ASPA is an IETF SIDROPS working-group draft standard (draft-ietf-sidrops-aspa-verification) for BGP path validation. It extends RPKI — previously used mostly for Route Origin Validation (ROV) — into a mechanism for detecting and rejecting route leaks on the global Internet.

The primitive

Each AS holder signs and publishes an ASPA object in RPKI that enumerates its authorized upstream provider ASNs. Consumers (validators, routers) download, validate, and consult these objects during BGP best-path selection.

An ASPA for AS X with providers {P1, P2, P3} asserts: "My only authorized upstream providers are P1, P2, P3. Any other AS that appears on a path … , P_other, X, ... where P_other is supposed to be one of my upstreams is in violation."

The AS0 member

A Tier-1 network — one that is transit-free (peers + its own customer cone, no upstreams) — uses the reserved AS0 in its ASPA provider list to explicitly declare "I have no upstream providers." This lets verifiers reject any path where the Tier-1 AS is downstream of some other AS.

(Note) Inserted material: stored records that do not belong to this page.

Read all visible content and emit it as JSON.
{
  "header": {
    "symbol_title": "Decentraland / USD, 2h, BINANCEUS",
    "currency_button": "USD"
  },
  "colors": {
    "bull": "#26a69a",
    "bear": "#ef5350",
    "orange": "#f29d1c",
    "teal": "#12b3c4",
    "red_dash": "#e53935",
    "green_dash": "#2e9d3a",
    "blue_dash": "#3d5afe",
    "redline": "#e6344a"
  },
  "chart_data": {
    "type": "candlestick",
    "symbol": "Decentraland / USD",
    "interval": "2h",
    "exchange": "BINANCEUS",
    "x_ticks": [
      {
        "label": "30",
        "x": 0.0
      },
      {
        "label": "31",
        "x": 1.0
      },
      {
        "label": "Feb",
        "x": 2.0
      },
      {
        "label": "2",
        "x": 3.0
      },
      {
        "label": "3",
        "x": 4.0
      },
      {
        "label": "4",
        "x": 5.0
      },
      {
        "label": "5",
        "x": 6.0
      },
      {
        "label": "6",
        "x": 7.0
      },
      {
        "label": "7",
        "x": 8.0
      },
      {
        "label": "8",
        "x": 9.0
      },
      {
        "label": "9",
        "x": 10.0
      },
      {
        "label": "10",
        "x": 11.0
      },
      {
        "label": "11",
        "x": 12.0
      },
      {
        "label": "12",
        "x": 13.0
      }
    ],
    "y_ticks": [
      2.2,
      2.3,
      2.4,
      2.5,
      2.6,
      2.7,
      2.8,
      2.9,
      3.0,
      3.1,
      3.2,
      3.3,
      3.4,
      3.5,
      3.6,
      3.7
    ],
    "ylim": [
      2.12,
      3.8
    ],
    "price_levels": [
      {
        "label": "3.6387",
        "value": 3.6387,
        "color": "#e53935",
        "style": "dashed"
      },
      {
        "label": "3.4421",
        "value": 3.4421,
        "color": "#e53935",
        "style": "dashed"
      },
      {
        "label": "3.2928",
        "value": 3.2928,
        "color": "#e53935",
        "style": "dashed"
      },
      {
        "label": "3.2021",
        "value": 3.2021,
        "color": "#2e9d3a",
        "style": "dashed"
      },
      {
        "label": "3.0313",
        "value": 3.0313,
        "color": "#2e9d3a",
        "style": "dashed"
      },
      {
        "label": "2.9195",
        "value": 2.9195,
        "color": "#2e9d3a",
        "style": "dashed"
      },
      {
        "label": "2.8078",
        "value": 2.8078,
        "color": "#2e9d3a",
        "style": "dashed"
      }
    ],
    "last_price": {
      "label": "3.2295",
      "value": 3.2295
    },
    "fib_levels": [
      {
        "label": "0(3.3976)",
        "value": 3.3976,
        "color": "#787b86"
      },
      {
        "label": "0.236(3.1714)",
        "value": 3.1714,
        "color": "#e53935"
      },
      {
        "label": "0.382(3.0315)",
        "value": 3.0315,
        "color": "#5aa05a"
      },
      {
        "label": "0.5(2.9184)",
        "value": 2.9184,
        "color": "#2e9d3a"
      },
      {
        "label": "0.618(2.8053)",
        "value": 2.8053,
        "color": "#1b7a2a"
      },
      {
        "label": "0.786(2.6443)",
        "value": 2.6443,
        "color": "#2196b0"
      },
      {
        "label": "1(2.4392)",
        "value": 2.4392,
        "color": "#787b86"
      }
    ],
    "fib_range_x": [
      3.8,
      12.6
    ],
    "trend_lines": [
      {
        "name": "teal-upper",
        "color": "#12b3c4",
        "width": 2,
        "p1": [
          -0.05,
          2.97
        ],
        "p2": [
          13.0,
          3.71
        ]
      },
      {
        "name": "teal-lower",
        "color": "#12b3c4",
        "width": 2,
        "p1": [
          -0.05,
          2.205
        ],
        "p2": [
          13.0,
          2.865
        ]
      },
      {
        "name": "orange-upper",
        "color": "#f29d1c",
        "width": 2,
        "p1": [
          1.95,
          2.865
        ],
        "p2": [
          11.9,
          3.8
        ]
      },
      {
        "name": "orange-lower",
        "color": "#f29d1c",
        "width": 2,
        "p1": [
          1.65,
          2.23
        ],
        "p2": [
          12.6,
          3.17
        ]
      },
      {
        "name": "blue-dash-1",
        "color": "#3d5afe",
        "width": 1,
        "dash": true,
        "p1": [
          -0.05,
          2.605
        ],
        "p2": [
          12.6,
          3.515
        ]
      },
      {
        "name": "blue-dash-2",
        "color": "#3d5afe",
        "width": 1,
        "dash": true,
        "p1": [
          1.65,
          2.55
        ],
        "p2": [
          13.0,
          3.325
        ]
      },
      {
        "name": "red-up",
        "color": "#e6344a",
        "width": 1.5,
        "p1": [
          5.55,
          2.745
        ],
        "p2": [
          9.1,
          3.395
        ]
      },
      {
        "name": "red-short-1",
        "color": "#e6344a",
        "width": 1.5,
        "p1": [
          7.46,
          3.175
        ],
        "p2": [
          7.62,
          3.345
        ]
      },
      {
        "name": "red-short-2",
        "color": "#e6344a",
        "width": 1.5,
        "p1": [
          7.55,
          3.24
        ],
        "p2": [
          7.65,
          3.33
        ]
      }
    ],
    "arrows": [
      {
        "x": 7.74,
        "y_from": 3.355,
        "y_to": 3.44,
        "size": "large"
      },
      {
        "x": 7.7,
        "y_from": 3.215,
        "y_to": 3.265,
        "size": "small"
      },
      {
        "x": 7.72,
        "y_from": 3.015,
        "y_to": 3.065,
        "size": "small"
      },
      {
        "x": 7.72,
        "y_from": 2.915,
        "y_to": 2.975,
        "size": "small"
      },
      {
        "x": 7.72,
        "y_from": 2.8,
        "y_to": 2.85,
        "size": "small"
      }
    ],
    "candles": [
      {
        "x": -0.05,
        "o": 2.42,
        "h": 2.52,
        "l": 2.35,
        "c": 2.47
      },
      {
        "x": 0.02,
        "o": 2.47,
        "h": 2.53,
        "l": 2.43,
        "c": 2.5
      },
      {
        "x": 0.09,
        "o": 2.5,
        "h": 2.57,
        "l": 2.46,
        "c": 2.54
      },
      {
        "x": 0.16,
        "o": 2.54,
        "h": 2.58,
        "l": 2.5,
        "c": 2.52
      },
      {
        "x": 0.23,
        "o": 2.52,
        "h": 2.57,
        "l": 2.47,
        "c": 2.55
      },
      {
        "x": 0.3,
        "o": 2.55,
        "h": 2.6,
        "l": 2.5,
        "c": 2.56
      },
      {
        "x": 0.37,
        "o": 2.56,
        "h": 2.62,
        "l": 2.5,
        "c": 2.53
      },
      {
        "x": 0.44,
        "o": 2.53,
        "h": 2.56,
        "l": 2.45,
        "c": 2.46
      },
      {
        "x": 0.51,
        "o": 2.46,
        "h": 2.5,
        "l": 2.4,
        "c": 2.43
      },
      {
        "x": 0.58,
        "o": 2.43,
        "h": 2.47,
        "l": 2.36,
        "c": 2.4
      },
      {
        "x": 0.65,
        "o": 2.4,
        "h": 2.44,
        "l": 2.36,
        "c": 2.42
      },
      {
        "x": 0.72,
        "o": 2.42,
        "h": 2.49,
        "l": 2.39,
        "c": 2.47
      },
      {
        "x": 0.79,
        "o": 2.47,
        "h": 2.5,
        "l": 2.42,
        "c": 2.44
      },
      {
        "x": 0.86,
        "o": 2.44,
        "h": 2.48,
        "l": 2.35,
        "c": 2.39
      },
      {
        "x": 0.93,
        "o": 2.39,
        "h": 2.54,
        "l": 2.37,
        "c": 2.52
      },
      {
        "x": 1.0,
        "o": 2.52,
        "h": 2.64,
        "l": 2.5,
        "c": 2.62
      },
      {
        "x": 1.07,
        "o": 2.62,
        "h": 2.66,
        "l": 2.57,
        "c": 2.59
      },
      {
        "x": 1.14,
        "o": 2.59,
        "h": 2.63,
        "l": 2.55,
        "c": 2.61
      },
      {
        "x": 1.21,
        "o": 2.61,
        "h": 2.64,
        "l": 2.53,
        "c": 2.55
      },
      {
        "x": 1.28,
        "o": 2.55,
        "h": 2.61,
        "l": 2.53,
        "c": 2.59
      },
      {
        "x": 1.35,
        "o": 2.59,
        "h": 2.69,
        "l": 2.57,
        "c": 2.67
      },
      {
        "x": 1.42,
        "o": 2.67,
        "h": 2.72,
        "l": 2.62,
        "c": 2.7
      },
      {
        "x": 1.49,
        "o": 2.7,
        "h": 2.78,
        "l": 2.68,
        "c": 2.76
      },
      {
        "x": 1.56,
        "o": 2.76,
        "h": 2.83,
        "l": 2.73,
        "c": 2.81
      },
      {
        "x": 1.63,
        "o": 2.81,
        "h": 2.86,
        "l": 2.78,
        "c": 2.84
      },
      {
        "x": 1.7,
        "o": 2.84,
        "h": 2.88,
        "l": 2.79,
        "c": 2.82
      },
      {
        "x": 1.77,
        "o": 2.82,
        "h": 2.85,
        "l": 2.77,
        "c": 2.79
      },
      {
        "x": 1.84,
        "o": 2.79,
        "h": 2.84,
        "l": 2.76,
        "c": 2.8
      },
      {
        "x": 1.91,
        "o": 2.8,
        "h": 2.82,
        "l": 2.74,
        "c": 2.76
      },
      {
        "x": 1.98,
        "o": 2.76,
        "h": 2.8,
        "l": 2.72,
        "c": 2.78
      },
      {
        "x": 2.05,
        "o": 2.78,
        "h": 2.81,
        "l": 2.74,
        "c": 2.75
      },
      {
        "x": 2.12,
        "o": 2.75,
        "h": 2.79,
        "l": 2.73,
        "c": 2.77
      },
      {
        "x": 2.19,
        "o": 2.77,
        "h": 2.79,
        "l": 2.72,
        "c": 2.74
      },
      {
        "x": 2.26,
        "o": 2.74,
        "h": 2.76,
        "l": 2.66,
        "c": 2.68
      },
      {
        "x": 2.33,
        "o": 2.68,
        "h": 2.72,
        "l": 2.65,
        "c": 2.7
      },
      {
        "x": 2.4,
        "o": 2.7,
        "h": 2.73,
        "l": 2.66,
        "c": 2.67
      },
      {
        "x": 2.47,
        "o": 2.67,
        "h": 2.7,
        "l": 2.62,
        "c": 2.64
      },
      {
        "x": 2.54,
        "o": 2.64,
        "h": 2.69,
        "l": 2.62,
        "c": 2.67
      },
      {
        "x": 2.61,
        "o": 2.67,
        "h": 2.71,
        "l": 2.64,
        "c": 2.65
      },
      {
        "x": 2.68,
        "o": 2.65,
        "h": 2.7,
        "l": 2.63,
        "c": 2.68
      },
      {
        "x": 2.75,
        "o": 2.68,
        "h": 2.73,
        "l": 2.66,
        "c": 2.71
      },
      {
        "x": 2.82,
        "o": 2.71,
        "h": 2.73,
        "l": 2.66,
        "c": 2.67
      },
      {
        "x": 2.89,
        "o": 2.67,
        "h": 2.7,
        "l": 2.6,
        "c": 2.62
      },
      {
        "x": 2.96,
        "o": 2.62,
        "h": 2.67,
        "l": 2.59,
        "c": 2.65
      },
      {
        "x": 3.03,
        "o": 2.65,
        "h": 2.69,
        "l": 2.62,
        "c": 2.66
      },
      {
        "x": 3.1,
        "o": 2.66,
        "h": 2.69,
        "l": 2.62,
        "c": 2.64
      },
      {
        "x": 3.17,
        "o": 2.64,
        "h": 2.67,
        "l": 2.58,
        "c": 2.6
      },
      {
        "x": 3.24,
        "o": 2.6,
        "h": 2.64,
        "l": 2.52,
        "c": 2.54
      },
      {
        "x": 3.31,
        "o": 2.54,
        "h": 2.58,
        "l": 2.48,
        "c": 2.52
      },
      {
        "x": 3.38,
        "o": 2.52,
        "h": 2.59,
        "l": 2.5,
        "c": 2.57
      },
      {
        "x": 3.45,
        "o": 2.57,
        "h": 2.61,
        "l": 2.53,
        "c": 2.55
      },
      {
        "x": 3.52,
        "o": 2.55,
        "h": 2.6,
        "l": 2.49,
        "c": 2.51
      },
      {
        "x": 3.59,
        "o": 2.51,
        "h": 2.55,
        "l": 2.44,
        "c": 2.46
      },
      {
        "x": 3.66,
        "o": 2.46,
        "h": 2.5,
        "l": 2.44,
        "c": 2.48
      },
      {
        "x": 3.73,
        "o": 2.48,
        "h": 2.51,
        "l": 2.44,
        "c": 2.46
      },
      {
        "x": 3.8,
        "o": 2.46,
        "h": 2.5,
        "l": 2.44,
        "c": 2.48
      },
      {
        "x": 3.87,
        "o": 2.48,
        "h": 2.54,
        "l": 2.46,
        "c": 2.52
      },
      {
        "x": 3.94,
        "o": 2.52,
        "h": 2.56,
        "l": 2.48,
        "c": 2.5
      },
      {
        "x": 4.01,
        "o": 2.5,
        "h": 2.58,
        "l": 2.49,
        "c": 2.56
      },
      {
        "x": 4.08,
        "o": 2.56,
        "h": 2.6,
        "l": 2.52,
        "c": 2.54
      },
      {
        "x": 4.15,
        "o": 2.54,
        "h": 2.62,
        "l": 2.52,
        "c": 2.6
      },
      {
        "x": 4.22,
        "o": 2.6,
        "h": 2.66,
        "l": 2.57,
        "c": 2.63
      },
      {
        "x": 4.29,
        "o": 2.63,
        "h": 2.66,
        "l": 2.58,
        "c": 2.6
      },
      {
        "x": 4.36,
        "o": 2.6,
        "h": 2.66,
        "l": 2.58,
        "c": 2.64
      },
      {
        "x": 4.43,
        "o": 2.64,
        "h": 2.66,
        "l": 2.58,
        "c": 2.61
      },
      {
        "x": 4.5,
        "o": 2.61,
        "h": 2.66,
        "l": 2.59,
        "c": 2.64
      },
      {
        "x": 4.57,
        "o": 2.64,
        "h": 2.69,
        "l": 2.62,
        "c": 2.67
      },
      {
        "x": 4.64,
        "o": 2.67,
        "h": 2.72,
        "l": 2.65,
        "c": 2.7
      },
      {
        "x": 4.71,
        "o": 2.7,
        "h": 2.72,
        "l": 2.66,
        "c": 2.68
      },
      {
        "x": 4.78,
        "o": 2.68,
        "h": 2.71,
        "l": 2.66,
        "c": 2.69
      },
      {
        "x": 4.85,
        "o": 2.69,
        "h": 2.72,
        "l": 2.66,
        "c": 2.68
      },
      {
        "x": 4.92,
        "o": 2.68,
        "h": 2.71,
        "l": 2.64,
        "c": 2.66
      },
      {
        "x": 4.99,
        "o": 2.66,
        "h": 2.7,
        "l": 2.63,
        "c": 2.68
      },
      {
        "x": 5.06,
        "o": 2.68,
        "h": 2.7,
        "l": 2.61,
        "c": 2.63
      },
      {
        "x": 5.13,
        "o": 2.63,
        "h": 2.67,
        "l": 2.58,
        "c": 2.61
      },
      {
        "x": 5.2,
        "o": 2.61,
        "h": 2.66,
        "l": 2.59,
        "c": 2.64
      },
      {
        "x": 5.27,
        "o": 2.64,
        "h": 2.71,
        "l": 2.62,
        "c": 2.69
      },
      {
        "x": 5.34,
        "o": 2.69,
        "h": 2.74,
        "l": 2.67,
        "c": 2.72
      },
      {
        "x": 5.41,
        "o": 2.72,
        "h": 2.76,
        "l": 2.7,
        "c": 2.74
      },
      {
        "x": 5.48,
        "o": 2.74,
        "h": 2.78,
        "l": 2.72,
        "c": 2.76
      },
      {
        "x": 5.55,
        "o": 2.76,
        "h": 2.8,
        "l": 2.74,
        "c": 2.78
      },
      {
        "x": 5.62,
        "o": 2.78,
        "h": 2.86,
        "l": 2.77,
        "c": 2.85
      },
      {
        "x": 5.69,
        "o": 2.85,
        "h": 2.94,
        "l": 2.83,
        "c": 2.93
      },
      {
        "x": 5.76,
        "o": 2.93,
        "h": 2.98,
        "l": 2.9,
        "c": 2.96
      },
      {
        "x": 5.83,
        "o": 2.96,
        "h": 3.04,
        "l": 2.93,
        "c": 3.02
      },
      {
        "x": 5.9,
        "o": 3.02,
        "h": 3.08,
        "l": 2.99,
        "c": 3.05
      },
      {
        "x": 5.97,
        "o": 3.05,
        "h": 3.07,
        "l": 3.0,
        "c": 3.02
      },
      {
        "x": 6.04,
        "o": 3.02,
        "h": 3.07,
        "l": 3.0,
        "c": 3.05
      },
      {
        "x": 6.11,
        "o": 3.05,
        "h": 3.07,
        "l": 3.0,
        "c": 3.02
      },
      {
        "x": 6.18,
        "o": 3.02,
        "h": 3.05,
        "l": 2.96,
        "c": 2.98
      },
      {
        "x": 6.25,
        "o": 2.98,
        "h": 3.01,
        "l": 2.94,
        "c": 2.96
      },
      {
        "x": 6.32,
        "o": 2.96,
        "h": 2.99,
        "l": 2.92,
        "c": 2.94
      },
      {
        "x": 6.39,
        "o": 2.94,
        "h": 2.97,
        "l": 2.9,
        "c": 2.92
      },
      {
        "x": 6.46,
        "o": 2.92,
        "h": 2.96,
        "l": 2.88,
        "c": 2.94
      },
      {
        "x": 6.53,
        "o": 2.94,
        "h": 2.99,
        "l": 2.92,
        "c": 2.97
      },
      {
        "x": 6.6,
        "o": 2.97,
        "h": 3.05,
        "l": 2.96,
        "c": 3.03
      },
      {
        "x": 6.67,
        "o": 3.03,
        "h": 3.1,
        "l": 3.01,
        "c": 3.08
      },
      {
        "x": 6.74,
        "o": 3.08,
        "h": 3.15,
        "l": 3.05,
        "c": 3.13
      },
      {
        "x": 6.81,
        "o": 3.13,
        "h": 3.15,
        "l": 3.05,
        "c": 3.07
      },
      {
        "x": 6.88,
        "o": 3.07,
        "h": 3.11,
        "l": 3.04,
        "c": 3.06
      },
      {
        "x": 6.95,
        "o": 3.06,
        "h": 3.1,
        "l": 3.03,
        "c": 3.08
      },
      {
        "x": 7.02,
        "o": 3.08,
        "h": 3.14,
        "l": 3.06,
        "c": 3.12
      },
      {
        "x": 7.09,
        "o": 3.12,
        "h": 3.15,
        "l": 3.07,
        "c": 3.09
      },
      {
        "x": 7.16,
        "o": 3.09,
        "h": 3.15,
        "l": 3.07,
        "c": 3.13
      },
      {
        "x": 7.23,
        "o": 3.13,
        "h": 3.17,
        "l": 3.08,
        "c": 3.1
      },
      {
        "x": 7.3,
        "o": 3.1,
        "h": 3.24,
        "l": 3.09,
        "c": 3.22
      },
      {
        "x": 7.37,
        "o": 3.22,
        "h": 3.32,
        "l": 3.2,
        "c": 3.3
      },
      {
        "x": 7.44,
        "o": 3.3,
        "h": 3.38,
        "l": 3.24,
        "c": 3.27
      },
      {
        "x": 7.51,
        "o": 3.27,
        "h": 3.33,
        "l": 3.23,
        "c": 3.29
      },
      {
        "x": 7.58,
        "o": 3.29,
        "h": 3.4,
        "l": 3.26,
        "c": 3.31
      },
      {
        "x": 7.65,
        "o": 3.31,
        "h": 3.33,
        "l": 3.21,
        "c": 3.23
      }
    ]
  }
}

From the Cloudflare Venezuela post:

"AS6762 is a Tier-1 transit-free network, and they would use the special reserved 'AS0' member in their ASPA signed object to communicate to the world that they have no upstream providers, only lateral peers and customers. Then, AS52320, the other provider of AS8048, would see routes from their customer with '6762' in the path and reject them by performing an ASPA verification process."

The validation algorithm

Given a received path P = A_n, A_{n-1}, ..., A_1, A_0 (origin A_0), ASPA verification checks each upflow segment (customer-to-provider transitions):

  1. Walk the path from origin upward.
  2. For each consecutive pair (A_i, A_{i+1}) in the upflow direction, check whether A_{i+1} is in A_i's ASPA provider list.
  3. If any mismatch is found, the path is invalid (leak).
  4. At most one peer-peer transition is allowed mid-path; after that, only downflow (provider-to-customer) transitions may follow.

Relationship to other tools

  • Complements OTC (RFC 9234): OTC is session-local and enforced in the protocol; ASPA is out-of-band (RPKI-signed) and validated at any vantage point that sees the route. Both wanted together.
  • Supersedes Peerlock: Peerlock is operator-specific filter templates; ASPA is a globally- coordinated signing standard.
  • Independent of ROV: ROV validates origin; ASPA validates path. Different anomaly classes, different objects.